This is a design for a residential neighbourhood of approx. 500 houses in the gently undulating landscape around the former village Amby. The project is a testing-ground for the investigation of urbanistic and architectural implications of an everyday programme. Subtle differences in level as well as existing orchards and hedge paths have been meticulously integrated into the plan and given a new lease of life. Commissioned by the Maastricht Municipality and a consortium of market parties, the assignment encompasses the triad of urban design, design of public space and supervision of the plan elaboration.
Urban design for a remainder of farmland hemmed in by average urban peripheral functions west of Groningen. In the 1993 structure plan 'De Stad van Straks' a compact residential enclave surrounded by spacious green buffers was envisaged at this site. In our design, these green buffers have been transformed into a private garden, making the residential environment blend into the relaxed world of the adjacent allotments. Following naturally from this approach, the interface with the garden is the central point of house design. Front and rear gardens are equal; it is possible to follow the sun or shade in the course of the day. It has been laid down that there should be either a verandah or a conservatory at the front of the house. The plan is structured by a series of parallel avenues with grass verges and rows of ash trees.
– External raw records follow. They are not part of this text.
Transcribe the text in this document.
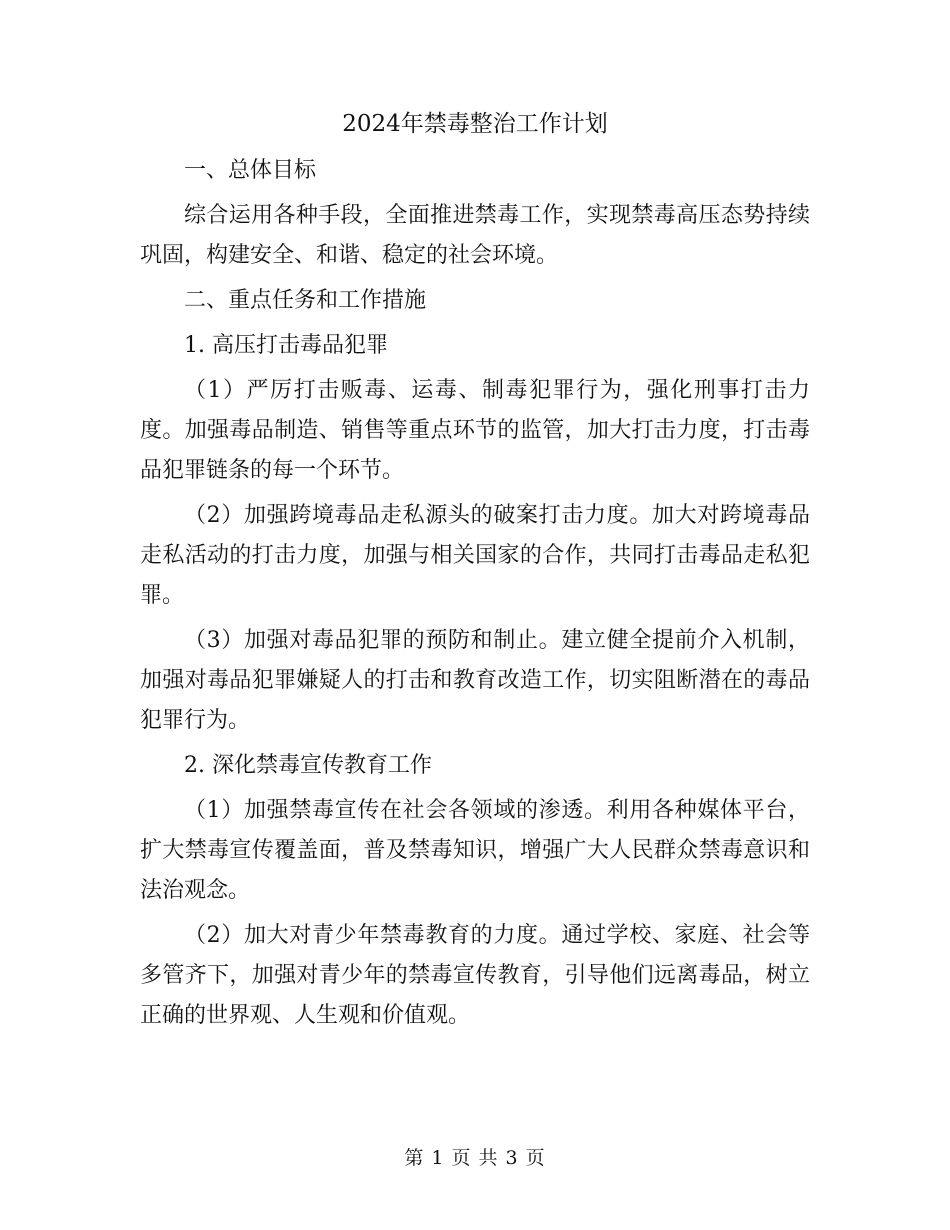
2024年禁毒整治工作计划

一、总体目标

综合运用各种手段，全面推进禁毒工作，实现禁毒高压态势持续巩固，构建安全、和谐、稳定的社会环境。

二、重点任务和工作措施

1. 高压打击毒品犯罪

（1）严厉打击贩毒、运毒、制毒犯罪行为，强化刑事打击力度。加强毒品制造、销售等重点环节的监管，加大打击力度，打击毒品犯罪链条的每一个环节。

（2）加强跨境毒品走私源头的破案打击力度。加大对跨境毒品走私活动的打击力度，加强与相关国家的合作，共同打击毒品走私犯罪。

（3）加强对毒品犯罪的预防和制止。建立健全提前介入机制，加强对毒品犯罪嫌疑人的打击和教育改造工作，切实阻断潜在的毒品犯罪行为。

2. 深化禁毒宣传教育工作

（1）加强禁毒宣传在社会各领域的渗透。利用各种媒体平台，扩大禁毒宣传覆盖面，普及禁毒知识，增强广大人民群众禁毒意识和法治观念。

（2）加大对青少年禁毒教育的力度。通过学校、家庭、社会等多管齐下，加强对青少年的禁毒宣传教育，引导他们远离毒品，树立正确的世界观、人生观和价值观。

第 1 页 共 3 页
The middle avenue is wider and has been planted with chestnut trees. All avenues abut on a wedge-shaped green, a collective space connecting the neighbourhood with the nearby Stadspark and the business park along the motorway. The plan was commissioned by the Groningen Municipality and comprises 460 houses and 8.1 ha of business park.
The 1994 Masterplan Ypenburg concerns an expansion area for approx. 11,000 houses on the site of a former military airfield and was commissioned by the Ypenburg Joint Venture. The plan has two components. On the one hand a framework of public spaces and routes and, on the other hand, the fields, which in the course of time have been developed by a selection of designers and developers into residential and business areas. It is the framework that was elaborated in detail by our practice. It has not been geared to the size of the adjacent residential neighbourhoods but has been given its own scale and architectural dimension instead. The large dimensions of the framework are accompanied by simple, plain detailing. The design is to be considered an exercise in restraint.
Since the 1965 Pampus plan innumerable designs have been made for the urban extension in the IJmeer. The site became topical again in 1995. Our design deviates from the intention to dyke in and reclaim the IJmeer with the aim of adding a new urban lobe. In our proposal the model of a finger city has been converted into a loosely arranged archipelago. The openings between the islands safeguard the visual and ecological transparency of the archipelago. The difference between the lee and the rough water surfaces allows differentiation in the contours of the shoreline: from tree-lined dykes in the north, via quays, to waterside gardens in the south. While the composition of the archipelago as a whole is slightly whimsical, the public spaces on the islands have a simple geometric structure. Within this structure each project establishes its own relationship with the city and the landscape. Besides residential and work areas, IJburg has a marina, a beach, a transferium, a cemetery and various new nature reserves.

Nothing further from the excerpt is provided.